President Donald Trump and Democratic nominee Joe Biden are locked in a heated battle for the presidency.

This combination of pictures created on October 22 shows US President Donald Trump and Democratic Presidential candidate and former US Vice President Joe Biden during the final presidential debate at Belmont University in Nashville, Tennessee, on October 22. (Brendan Smialowski and Jim Watson/AFP via Getty Images/TNS)
This combination of pictures created on October 22 shows US President Donald Trump and Democratic Presidential candidate and former US Vice President Joe Biden during the final presidential debate at Belmont University in Nashville, Tennessee, on October 22. (Brendan Smialowski and Jim Watson/AFP via Getty Images/TNS)

As of Nov. 4, both nominees have plausible paths to win office. Biden currently leads with 248 electoral votes to Trump’s 214.

Nevada, Pennsylvania, North Carolina, Georgia and Alaska have yet to be called, according to the Associated Press.

Biden has a lead in Nevada.
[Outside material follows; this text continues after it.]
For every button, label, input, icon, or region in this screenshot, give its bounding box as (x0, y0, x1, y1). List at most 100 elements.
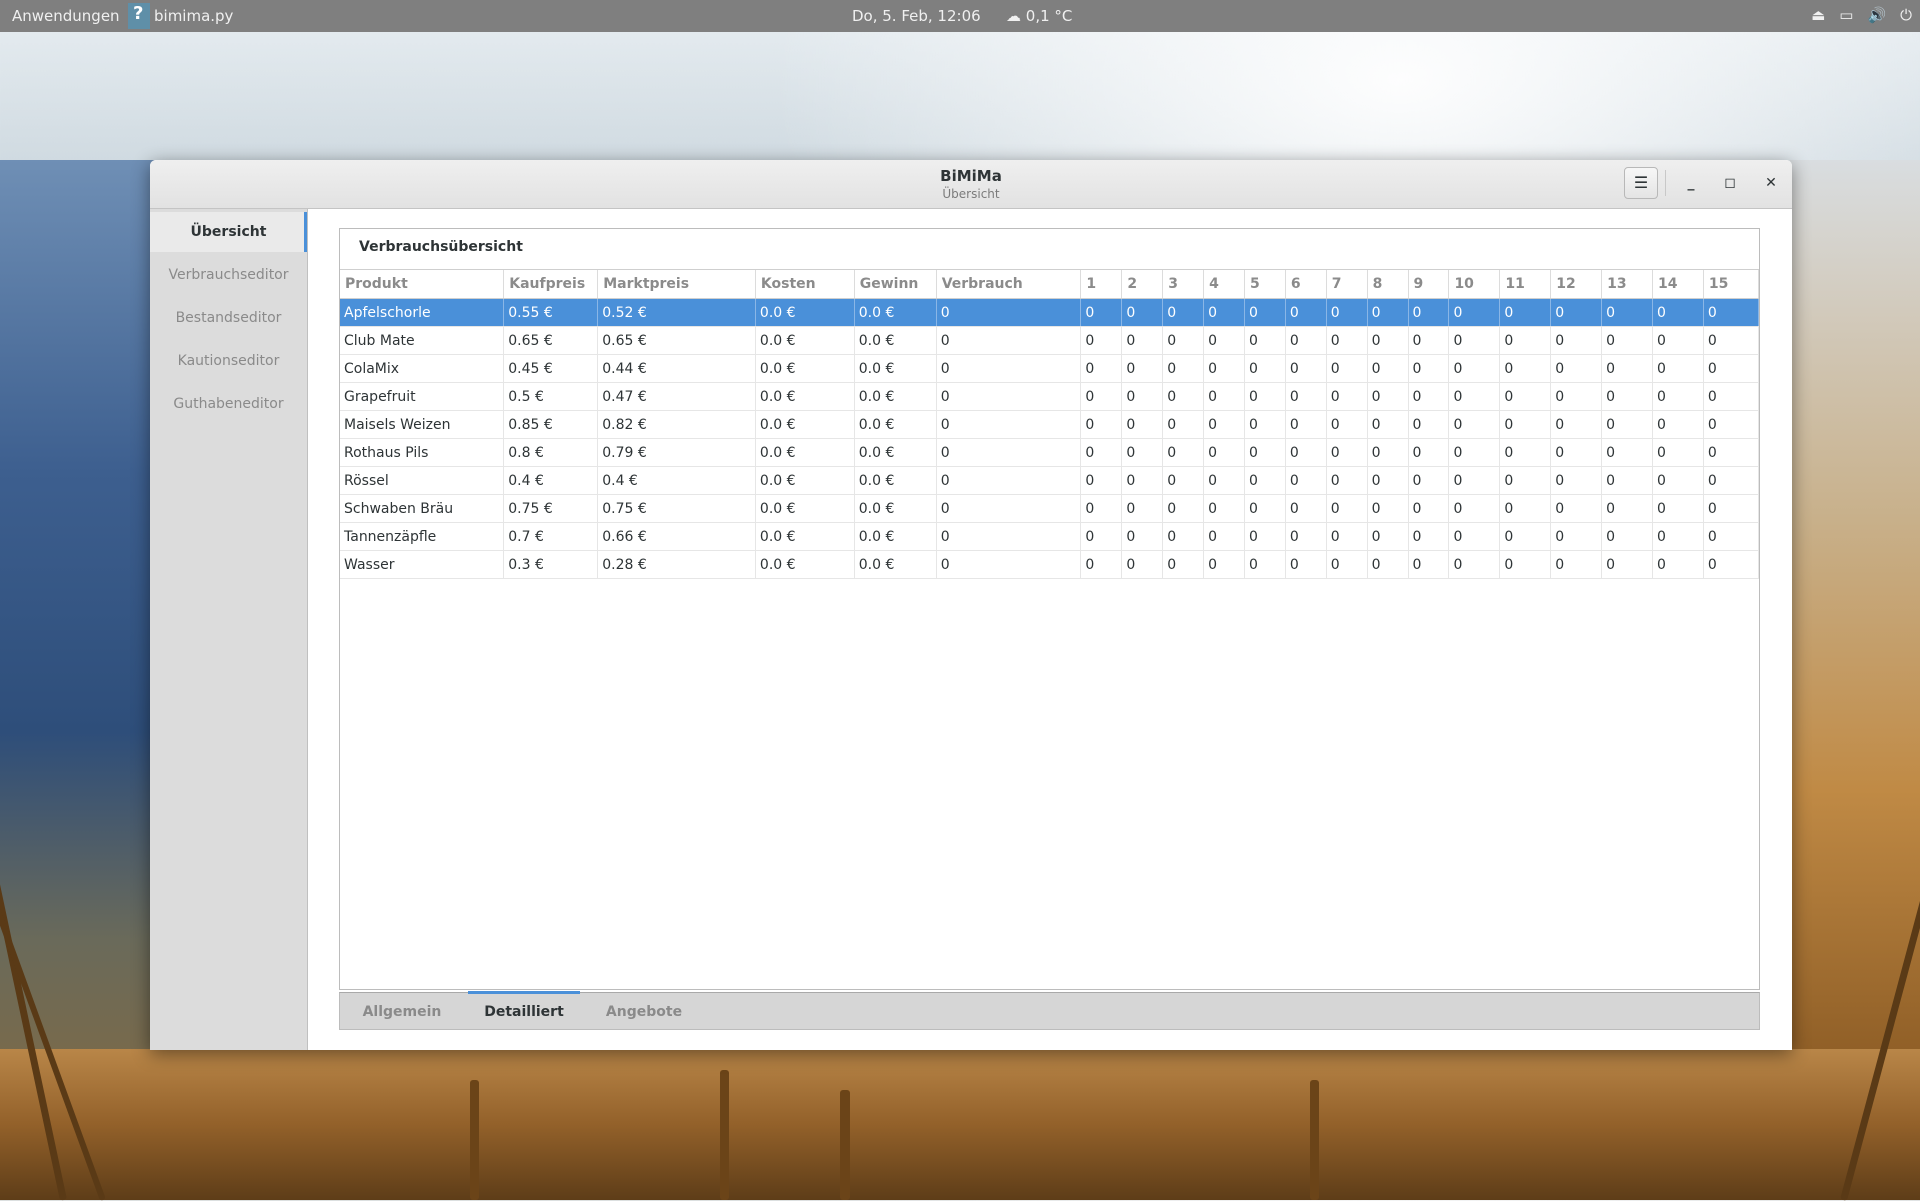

If he holds that lead, he will win the election by a slim margin.

Trump needs to flip Nevada, along with maintaining his leads in Pennsylvania, North Carolina, Alaska and Georgia.

Assuming none of these states flip, Biden will win with 270 electoral votes to Trump’s 268.

Unlike the slim margin of electoral votes, Biden has broken the record for most popular votes ever received by a president with a current 73,142,52, according to CBS. Trump has received 69,203,405 votes, which is on the verge of President Obama’s record in the 2008.

Trump has already announced he will ask for a recount in Wisconsin, where Biden leads by approximately 20,000 votes. Trump’s campaign sued Pennsylvania and Michigan to halt counting votes, according to the Associated Press.

On Nov. 3, with millions of votes left to be counted, Trump’s campaign declared victory. At that point, Trump was leading in Michigan and Wisconsin. Both states flipped early the next morning.

Biden made a speech in the afternoon of Nov. 4 assuring voters his campaign had not conceded. He did not declare victory, but said his team had confidence.

“We believe when the count is finished, we’ll be the winner,” Biden said.